I successfully ran through HUMAnN on our merged PE reads using UniRef90. Thus far, I was able to run ‘humann_renorm_table’ on each of my ‘genefamilies.tsv’ and ‘pathabundance.tsv’ to obtain CPM-normalized abundances for each sample. I then used ‘humann_join_tables’ to get three merged files (genefamilies, pathabundance, and pathcoverage) for all of my samples.

I then ran the ‘humann_regroup_table’ for the comprehensive ‘genefamilies’ file to get MetaCyc and/or Pfam groupings relevant to the UniRef output.

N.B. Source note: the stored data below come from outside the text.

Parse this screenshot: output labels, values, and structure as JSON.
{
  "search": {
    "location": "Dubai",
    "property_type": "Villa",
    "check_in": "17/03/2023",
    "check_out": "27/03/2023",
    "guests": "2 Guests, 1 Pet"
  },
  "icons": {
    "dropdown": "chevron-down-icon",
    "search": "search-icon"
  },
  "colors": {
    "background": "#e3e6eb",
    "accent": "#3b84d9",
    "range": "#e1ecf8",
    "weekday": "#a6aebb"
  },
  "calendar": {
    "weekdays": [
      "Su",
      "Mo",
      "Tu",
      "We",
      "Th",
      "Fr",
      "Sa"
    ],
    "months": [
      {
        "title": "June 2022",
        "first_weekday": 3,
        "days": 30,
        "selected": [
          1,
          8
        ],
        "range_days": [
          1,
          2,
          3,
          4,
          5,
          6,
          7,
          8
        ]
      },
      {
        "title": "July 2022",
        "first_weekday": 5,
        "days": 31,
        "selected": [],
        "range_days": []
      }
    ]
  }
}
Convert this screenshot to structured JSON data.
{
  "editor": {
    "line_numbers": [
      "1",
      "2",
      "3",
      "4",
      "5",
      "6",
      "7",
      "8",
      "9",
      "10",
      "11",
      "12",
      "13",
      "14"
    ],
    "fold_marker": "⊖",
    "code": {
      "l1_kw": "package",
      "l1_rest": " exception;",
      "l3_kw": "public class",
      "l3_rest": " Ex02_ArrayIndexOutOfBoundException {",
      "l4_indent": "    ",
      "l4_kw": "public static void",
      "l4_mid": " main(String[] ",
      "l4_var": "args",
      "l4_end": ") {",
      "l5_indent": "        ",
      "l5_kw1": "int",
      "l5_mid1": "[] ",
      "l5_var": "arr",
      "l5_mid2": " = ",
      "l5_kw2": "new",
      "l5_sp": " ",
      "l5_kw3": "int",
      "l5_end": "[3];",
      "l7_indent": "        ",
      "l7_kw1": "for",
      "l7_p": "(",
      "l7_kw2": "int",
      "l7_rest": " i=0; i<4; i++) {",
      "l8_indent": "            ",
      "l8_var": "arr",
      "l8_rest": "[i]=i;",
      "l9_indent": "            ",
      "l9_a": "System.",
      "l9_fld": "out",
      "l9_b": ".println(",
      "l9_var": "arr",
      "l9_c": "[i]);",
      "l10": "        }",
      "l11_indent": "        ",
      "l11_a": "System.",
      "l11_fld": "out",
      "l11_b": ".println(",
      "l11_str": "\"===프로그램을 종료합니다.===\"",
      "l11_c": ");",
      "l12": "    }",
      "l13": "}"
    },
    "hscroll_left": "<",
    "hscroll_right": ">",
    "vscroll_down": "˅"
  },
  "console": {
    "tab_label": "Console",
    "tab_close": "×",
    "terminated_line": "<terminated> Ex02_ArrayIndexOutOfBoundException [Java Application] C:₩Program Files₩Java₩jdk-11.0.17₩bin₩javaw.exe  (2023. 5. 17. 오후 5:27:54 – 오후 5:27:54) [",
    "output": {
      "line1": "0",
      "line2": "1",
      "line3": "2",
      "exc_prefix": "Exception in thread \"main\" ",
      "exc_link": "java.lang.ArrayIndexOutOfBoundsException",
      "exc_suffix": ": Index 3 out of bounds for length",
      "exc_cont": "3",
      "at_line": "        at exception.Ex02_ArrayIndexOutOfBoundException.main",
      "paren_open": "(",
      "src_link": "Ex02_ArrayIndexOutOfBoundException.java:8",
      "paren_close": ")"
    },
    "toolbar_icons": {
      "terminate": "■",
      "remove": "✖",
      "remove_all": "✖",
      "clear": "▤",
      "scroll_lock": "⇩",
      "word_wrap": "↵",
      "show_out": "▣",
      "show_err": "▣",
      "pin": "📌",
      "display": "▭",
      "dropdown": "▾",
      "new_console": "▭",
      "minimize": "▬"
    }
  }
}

Just to make sure I constructed this correctly, here is my code (for obtaining MetaCyc reactions):

humann_regroup_table --input $SCRATCH/humann/ERIN_humann_genefamilies_cpm_merged.tsv --groups uniref90_rxn --function sum --ungrouped Y --protected Y --output $SCRATCH/humann/ERIN_genefamilies_regrouped_MetaCyc.tsv;

The log for MetaCyc indicated this:

Original Feature Count: 2305037; Grouped 1+ times: 249669 (10.8%); Grouped 2+ times: 73840 (3.2%)

While the log for Pfam showed this:

Original Feature Count: 2305037; Grouped 1+ times: 1346840 (58.4%); Grouped 2+ times: 342782 (14.9%)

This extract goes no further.